Dar remembers when he first saw humans, back before crows had names (he is the first to have given himself a name, a custom that later crows eventually took up). He tells how he entered the realm of people, how he unwittingly stole the gift of immortality from them, and how he established special connections with only a few over his long life -- a span which brought him from the Old World to the New World of America. Dar is able to enter into the realm of the dead and return. He has died many deaths, but resurrects, and each time he carries with him the accrued memories of his former lives among Crows -- and People.

Crowley's novel is magical, but it isn't just entertaining fantasy. It is a story about the stories we tell ourselves -- how we bear to live and think to die. It's about the deep mystery of language. Dar is just alien enough from the human sphere to offer observations that are both disturbing and poignant.

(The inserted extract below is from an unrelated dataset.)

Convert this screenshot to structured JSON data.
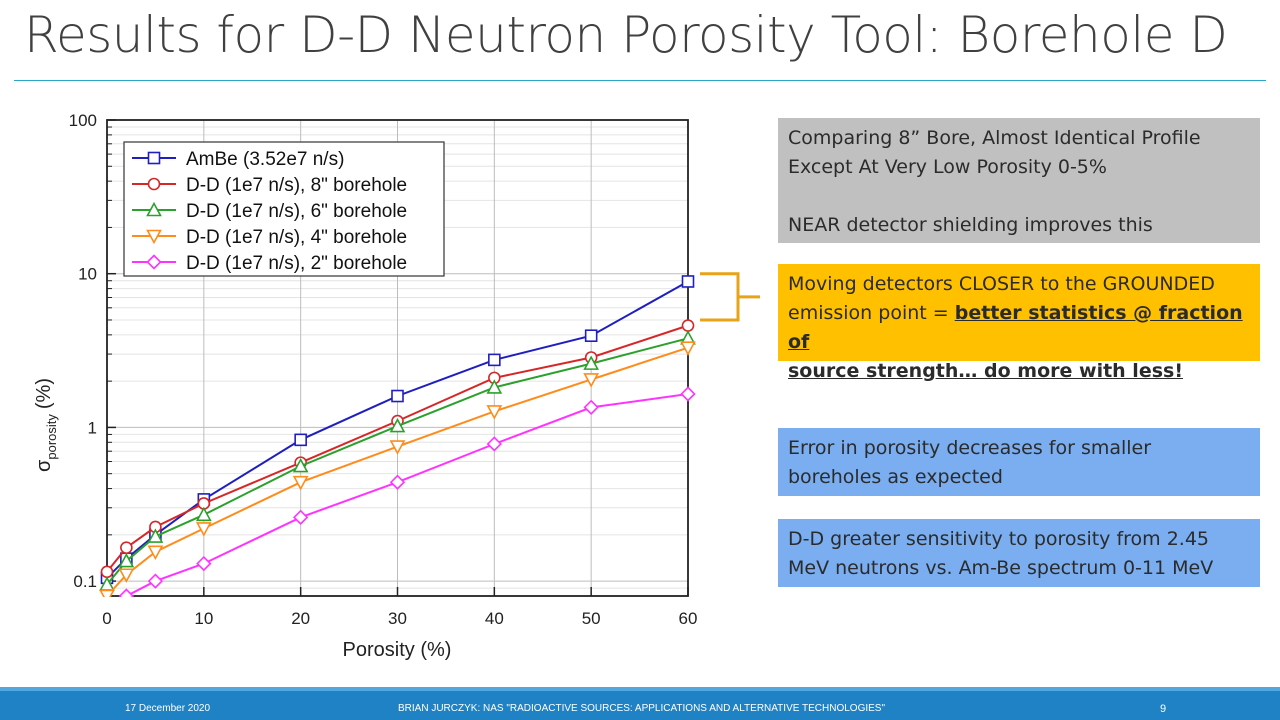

In the aftermath of the Civil War (one of the Great Dyings he is witness to), Dar is able to see the struggling dead souls, still murmuring their last thoughts before dying, still wandering, unable to rest because they were never claimed or were buried unknown.

Pity. He felt it in his breast and in his hooded eyes when at dawn he roosted to sleep in hiding. He had no name for it because he was the first Crow ever to feel it within him. Pity for them in the awful complications of the lives they built for themselves, laboring as helplessly and ceaselessly as bees building their combs, but their combs held no honey, he thought. Useless, useless, and worse than useless, needless: the labor of their lives, the battles and deaths, and all their own doing. 

 I would recommend Crowley to any serious reader, but especially if you are a fan of Michael Chabon, who counts Crowley as an influence. I also think of George Saunders and Cormac McCarthy.

Ka is a book of wonders -- both funny and tragic, profoundly moving and deeply humane. And you'll never look at a crow in quite the same way after reading it.